Moments later, waves of rockets descended through a low layer of morning clouds and slammed into grid reference 52–55, also known as the John Deere dealership and the church. A wave of heat swept over the frigid battleground as the target buildings disintegrated into shards of plaster and wood, balls of flame, and mushroom clouds of smoke.

Amidst the ear-splitting explosions and sounds of destruction Casey heard the sweet melody of Platypus aliens squealing like wounded pigs.

'Gopher, this is Momma. You guys still hungry down there? Over?'

The barrage halted. Fink assessed the results. One church wall stood, the rest smoldered in a sort of funeral pyre. He saw a burning, three-legged duck-billed Platypus alien wobble out and collapse. Its flesh roasted with a smell like burnt Thanksgiving dinner.

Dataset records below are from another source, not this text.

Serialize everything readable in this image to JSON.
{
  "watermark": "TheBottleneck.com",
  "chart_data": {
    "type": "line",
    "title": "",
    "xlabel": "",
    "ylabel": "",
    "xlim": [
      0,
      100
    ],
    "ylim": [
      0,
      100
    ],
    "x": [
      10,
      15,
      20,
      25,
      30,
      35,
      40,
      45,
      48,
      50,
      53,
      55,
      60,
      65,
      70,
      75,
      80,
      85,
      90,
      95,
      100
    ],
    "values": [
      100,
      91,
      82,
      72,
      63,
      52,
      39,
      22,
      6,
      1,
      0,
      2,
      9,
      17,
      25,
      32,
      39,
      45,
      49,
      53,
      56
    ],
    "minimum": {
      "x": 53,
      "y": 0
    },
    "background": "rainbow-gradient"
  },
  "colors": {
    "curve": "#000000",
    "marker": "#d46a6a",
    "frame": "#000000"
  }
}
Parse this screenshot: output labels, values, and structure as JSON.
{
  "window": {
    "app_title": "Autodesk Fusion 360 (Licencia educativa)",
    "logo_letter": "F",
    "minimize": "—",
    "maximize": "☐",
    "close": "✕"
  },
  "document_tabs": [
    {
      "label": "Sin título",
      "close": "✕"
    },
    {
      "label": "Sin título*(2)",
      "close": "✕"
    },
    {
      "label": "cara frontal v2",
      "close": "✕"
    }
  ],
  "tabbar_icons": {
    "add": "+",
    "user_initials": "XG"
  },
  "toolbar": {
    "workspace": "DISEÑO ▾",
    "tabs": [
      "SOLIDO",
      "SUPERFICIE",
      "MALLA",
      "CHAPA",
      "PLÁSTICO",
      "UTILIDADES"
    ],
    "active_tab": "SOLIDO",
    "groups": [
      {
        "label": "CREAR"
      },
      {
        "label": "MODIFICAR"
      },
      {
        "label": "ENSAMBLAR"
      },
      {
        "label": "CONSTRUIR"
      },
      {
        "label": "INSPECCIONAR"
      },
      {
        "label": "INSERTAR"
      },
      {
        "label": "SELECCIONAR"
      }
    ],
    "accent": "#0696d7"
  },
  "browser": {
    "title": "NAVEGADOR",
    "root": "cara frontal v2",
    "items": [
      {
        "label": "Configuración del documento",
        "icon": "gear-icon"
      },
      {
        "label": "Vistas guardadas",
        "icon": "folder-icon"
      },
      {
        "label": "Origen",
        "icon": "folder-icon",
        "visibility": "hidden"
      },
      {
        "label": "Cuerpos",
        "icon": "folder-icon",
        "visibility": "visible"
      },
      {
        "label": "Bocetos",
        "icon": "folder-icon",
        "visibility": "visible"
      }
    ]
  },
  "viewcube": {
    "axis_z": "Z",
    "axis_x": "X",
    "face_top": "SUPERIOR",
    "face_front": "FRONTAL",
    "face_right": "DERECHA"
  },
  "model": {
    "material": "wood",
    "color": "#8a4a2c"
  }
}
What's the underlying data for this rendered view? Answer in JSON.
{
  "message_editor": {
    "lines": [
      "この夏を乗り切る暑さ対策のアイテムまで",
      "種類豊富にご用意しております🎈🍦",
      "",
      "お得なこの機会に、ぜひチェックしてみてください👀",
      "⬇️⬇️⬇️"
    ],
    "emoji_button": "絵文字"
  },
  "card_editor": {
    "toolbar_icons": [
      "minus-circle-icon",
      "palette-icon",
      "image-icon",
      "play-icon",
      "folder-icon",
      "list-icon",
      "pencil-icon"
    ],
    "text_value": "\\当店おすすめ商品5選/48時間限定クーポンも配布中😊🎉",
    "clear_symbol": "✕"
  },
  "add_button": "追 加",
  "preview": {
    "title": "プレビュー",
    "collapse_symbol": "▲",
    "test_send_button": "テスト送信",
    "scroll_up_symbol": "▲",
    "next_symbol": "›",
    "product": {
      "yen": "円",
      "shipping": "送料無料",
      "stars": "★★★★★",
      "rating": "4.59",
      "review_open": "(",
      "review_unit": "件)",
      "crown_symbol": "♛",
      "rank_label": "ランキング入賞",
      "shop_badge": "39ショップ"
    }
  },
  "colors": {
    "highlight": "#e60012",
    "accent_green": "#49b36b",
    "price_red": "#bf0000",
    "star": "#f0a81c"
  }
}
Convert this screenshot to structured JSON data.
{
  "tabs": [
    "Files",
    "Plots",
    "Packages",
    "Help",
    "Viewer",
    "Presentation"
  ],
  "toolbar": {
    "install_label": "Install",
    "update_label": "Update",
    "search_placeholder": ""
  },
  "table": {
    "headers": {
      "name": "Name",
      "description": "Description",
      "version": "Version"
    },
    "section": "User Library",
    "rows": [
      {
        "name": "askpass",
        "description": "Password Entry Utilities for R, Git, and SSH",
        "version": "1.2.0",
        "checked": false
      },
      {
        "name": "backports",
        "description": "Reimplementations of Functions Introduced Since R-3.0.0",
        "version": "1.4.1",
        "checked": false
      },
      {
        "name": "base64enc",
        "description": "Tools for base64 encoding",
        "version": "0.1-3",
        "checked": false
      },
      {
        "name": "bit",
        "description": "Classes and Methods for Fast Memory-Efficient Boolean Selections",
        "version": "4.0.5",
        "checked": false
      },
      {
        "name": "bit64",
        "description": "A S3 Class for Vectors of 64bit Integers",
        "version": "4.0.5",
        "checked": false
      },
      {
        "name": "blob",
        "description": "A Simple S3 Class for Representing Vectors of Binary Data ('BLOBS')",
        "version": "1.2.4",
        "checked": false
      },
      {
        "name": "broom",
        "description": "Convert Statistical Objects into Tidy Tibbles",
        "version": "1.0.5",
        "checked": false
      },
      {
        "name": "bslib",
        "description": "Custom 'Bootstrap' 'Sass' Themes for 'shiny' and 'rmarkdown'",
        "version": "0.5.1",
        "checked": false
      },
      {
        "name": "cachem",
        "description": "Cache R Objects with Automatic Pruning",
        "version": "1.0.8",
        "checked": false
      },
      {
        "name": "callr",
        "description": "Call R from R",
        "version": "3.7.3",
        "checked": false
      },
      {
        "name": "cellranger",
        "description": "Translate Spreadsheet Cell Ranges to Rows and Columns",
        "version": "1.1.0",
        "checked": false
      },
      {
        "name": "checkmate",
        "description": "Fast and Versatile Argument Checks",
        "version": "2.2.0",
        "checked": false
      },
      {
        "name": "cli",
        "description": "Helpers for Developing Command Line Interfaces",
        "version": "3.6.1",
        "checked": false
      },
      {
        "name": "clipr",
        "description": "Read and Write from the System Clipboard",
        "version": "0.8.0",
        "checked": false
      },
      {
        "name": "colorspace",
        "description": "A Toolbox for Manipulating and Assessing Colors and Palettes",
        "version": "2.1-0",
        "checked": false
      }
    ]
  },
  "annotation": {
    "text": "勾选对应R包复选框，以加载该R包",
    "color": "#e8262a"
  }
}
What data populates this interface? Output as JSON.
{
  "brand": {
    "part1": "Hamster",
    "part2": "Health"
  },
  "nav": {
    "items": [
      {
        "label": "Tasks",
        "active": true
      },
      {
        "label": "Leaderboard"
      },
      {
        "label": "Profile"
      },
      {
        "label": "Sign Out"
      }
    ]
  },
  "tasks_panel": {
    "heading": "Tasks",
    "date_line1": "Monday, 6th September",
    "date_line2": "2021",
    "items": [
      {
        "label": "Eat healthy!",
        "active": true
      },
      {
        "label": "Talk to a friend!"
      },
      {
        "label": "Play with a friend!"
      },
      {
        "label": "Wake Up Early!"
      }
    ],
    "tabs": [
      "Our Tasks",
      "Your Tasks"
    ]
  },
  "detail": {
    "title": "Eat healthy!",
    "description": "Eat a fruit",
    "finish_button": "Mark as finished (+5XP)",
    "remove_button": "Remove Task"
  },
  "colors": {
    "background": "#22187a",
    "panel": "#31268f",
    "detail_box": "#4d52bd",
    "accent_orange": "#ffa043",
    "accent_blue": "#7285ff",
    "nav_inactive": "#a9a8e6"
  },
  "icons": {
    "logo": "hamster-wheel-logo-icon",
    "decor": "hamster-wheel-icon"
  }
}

'Negative, Momma, we’re full. Them’s good eats. Over and out.'

Casey led the squad from the ditch. With this outpost destroyed, he had cleared a path for the hastily organized attack Hoth ordered. And while he liked the idea of Army Group North moving again, he could not understand why the brass suddenly seemed in such a hurry.

– Nina Forest spent twenty-four hours under watch after having been a prisoner of, well, of herself. Certainly Oliver Maddock could find a Freud joke in there, but he and the rest of the team knew better than to make jokes. Not after how badly they screwed up.

In hindsight, she questioned every decision from accepting the mysterious invitation to splitting up at the farm. Most of all, she questioned obeying Trevor's orders to leave him behind.

At least a hundred times she went into battle willing to die for him; for what he represented to humanity. Why did she not charge those guards, even if it meant death? If Trevor died at the hands of those strangers-of a duplicate Nina-she would never forgive herself.

And that raised another issue. One that added to her guilt but also generated more questions. Exactly why had she-Captain Forest-been a successful lure for the Emperor?